While I adore the Twilight series, the comparisons to The Hunger Games is a little misleading. I think the fact that the trilogy put forward three main characters immersed in a love-triangle gives the craze a liking to Twilight’s multi-million dollar sell power. The Hunger Games story is a significant look into what our future can hold. It seems a little less fantastical than demons, vampires and people turning into dogs.
The story is told from 16-year-old Katniss Everdeen who lives in a post-apocalyptic world called Panem. The Capitol, a dominating metropolis, controls the twelve districts of the nation and annually holds the flashy, televised Hunger Games: one boy and one girl from each district of Panem is chosen to compete in a nation-wide battle to the death where there will be one winner.
Collins conceived the concept from watching reality TV as well as the US Iraqi invasion and the model slowly blurred into the futuristic perception of government dominance and public intrigue. Collins also considered Katniss’ character on a basis of a modern Theseus: a soldier, a hero, a reformer. The authentic mindset of Katniss and her confusing emotions over her suitors Peeta and Gale is less fantastical, understandable and gives her characters range and a three-dimensional quality.
The first book (Hunger Games) is followed by Catching Fire and Mockingjay, based on the inclusive themes. Collins exclusively deals with poverty and oppression as well as self-preservation. Collins’ presentation of a ‘big brother’ fold (The Capitol) is a little too realistic to fight away, attesting to modern day brawls for power, money and dominance.
Getting onto the screen
The movie adaption has filled fan appetites with a $155 million on its premiere night – more than the first Twilight movie gained. In a few days of its release this year, the movie grabbed $214.3 million in revenue worldwide. Katniss is played by the very lovely Jenniffer Lawrence and the male characters Peeta (Josh Hutcherson) and Gale (Liam Hemsworth) give film-goers a taste of romance and intrigue.
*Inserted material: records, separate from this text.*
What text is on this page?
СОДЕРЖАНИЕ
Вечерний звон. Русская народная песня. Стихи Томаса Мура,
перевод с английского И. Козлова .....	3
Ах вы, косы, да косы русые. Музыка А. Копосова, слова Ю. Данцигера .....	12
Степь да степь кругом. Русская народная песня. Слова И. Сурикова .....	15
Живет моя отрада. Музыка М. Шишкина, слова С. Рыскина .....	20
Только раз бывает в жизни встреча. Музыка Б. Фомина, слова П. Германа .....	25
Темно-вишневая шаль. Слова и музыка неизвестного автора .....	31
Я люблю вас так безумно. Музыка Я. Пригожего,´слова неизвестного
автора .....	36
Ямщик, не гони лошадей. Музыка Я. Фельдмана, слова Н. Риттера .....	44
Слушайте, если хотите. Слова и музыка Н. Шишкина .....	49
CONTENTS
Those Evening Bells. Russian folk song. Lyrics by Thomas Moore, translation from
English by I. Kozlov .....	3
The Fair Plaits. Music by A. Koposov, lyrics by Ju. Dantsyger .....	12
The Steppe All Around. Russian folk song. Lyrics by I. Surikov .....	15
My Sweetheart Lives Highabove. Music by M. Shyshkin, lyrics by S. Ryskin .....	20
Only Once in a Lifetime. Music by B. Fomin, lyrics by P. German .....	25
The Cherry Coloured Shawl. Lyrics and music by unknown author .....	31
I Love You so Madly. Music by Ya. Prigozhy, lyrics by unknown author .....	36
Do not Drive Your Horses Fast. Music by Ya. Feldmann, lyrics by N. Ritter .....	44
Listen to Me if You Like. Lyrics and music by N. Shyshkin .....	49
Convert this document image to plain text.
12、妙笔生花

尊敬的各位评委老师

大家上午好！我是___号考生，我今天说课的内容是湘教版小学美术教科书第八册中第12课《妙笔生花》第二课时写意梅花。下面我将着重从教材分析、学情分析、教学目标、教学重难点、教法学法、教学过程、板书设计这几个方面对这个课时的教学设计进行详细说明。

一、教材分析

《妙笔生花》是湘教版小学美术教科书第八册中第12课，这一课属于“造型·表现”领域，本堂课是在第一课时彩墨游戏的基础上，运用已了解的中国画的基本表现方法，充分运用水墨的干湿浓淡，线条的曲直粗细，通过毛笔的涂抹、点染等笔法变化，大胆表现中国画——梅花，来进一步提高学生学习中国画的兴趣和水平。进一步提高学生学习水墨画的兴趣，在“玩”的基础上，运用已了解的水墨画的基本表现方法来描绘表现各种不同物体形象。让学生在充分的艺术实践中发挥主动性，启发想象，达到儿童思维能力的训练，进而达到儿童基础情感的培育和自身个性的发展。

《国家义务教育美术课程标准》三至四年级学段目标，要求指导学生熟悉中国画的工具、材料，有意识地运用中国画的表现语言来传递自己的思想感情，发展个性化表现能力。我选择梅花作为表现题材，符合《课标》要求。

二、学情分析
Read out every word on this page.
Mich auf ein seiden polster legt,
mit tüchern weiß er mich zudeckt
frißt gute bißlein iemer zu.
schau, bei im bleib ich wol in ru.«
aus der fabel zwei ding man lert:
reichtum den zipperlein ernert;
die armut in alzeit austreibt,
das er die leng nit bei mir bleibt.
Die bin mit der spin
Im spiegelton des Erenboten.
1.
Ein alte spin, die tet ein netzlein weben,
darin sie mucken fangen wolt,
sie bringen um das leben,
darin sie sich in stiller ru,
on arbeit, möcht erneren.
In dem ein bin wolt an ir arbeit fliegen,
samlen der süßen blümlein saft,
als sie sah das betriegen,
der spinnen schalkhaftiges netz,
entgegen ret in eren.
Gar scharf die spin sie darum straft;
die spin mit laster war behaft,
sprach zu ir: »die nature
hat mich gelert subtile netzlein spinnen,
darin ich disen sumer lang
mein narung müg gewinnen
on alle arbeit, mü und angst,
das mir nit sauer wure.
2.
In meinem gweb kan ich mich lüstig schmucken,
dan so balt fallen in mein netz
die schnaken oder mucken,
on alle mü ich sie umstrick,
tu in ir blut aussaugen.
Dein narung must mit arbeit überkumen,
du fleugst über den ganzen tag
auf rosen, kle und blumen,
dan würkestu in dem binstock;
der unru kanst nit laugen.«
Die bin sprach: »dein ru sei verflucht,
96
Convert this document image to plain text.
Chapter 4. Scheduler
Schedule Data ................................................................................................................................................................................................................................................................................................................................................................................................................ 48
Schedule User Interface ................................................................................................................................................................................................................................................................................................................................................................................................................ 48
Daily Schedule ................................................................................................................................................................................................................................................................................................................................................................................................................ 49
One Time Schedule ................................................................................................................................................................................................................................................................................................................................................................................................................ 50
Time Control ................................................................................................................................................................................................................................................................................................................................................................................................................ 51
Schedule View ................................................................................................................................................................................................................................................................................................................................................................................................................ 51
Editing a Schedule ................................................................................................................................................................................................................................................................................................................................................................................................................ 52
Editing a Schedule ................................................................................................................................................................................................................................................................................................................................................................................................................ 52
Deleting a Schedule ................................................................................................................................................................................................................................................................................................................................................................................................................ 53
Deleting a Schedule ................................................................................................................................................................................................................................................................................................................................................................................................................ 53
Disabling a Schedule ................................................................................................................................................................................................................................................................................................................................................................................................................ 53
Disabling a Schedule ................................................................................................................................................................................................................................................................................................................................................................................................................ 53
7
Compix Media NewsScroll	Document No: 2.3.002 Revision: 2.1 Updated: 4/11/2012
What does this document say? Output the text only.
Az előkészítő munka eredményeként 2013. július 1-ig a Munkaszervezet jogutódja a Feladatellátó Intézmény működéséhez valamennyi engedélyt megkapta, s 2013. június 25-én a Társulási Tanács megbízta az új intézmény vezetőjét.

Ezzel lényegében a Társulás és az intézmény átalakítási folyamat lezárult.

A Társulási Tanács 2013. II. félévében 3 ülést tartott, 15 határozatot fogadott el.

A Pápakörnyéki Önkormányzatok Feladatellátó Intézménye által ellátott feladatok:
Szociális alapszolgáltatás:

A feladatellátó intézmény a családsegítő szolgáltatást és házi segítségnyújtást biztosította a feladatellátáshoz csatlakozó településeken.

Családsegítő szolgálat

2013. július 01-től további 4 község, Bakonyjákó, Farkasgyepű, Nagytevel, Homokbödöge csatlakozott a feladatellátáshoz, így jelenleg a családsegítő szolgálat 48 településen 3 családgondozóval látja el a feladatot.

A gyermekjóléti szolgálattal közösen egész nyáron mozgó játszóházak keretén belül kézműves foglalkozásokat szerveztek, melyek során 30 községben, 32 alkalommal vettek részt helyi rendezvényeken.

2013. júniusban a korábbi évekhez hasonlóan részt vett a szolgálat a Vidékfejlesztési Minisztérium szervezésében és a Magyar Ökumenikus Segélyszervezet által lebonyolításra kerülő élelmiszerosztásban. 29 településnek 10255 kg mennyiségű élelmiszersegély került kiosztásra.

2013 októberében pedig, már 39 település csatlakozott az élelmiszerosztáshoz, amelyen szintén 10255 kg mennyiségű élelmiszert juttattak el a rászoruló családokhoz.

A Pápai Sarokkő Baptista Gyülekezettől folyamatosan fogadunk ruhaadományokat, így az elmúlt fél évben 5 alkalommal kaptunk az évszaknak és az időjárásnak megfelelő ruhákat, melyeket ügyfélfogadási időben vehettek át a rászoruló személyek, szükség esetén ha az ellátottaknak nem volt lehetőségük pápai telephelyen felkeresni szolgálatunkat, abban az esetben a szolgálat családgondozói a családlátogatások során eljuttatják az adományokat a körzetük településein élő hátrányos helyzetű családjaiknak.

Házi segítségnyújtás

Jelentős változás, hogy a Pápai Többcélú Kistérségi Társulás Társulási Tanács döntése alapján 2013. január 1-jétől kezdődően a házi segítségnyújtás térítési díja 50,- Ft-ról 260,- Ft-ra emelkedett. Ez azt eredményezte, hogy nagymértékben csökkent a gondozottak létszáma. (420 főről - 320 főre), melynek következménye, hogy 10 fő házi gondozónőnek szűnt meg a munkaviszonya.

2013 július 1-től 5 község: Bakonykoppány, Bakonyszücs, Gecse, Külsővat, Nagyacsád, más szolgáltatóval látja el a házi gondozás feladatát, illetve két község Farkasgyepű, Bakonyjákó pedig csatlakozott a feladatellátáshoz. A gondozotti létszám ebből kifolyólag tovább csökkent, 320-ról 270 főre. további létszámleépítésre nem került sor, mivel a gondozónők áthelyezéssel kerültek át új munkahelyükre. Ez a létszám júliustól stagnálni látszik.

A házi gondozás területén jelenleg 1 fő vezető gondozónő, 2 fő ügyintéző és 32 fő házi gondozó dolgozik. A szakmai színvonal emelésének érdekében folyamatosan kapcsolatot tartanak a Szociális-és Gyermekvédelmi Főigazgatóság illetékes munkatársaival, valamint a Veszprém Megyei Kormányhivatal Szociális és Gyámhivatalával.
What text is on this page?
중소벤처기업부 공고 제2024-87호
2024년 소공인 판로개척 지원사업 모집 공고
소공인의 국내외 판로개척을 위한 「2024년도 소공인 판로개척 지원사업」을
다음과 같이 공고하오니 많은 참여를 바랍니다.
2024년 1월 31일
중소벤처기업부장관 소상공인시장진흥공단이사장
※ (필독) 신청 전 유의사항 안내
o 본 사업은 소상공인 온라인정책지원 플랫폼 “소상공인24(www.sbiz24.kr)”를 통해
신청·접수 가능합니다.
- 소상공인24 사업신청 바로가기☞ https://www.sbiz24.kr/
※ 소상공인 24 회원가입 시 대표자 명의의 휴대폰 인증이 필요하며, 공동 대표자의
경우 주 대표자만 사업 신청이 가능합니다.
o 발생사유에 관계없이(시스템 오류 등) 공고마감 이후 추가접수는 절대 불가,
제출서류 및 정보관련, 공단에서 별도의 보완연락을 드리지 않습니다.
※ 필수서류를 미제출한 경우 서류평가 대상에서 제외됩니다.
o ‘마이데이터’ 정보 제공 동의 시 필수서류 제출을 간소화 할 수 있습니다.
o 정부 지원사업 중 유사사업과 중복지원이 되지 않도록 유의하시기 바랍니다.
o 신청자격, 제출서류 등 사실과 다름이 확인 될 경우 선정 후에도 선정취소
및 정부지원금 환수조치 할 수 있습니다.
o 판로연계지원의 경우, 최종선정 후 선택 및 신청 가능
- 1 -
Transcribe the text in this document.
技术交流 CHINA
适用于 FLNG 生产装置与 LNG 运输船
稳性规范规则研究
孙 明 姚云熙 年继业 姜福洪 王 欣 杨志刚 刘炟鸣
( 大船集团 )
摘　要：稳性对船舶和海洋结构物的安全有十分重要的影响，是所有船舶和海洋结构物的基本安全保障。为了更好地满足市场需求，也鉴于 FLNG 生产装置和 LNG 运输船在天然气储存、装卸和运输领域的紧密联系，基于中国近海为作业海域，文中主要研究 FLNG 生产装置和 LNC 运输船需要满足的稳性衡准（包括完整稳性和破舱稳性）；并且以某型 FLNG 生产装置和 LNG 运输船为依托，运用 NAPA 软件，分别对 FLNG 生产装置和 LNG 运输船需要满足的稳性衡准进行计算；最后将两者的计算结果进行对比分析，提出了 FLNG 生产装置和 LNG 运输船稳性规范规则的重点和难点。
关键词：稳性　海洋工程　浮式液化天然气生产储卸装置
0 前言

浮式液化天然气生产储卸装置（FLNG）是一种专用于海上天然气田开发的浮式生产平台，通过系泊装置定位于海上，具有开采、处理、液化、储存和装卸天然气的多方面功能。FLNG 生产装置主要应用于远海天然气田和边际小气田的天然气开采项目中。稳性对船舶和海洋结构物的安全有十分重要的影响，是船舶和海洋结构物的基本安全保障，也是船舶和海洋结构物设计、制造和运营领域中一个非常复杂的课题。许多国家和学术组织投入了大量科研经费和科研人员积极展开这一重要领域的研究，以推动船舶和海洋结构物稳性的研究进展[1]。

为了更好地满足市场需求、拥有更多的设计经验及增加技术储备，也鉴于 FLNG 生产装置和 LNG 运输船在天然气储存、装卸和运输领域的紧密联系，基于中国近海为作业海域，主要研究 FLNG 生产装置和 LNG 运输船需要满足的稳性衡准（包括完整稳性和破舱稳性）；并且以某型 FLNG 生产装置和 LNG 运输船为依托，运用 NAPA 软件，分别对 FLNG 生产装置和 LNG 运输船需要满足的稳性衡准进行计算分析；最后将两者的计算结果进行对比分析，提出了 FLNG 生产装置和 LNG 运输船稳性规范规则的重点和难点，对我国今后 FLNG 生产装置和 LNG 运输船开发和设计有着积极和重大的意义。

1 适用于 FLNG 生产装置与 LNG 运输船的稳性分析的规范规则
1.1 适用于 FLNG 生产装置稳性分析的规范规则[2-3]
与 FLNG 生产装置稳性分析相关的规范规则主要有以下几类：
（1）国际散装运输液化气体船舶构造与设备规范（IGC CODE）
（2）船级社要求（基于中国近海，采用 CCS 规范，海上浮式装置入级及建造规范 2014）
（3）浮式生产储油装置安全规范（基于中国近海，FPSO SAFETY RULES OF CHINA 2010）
Katniss’ strength and rebel status is inspiring. Her starting a revolution is a story to be told. In a world today subjugated by rich somethings who tell you what to wear, what to eat, what to make. In a more ultramodern take, Collins’ play on government reform and repression gives readers and fans a question to clasp: is this an exaggerated future for us? In a world today where reality TV dominates and sells, it is easy to turn into a commercial robot chewing up what society tells us to do. From the ever-popular ‘Survivor’ TV show and the US’ reign over world politics, it’s effortless to visualize a world that makes citizens victims for entertainment.
Could this be a future? So far, governments already control the media, land, food supplies, what we eat, what we watch. The Capitol’s adorned faces, fashion and technological superiority is already a given in first-world cities. Even now, what you look like overrides ethics and morals.
In short, the trilogy is a must-read. It’s exciting, fast-paced and keeps you guessing to the outcome – you will never guess it right.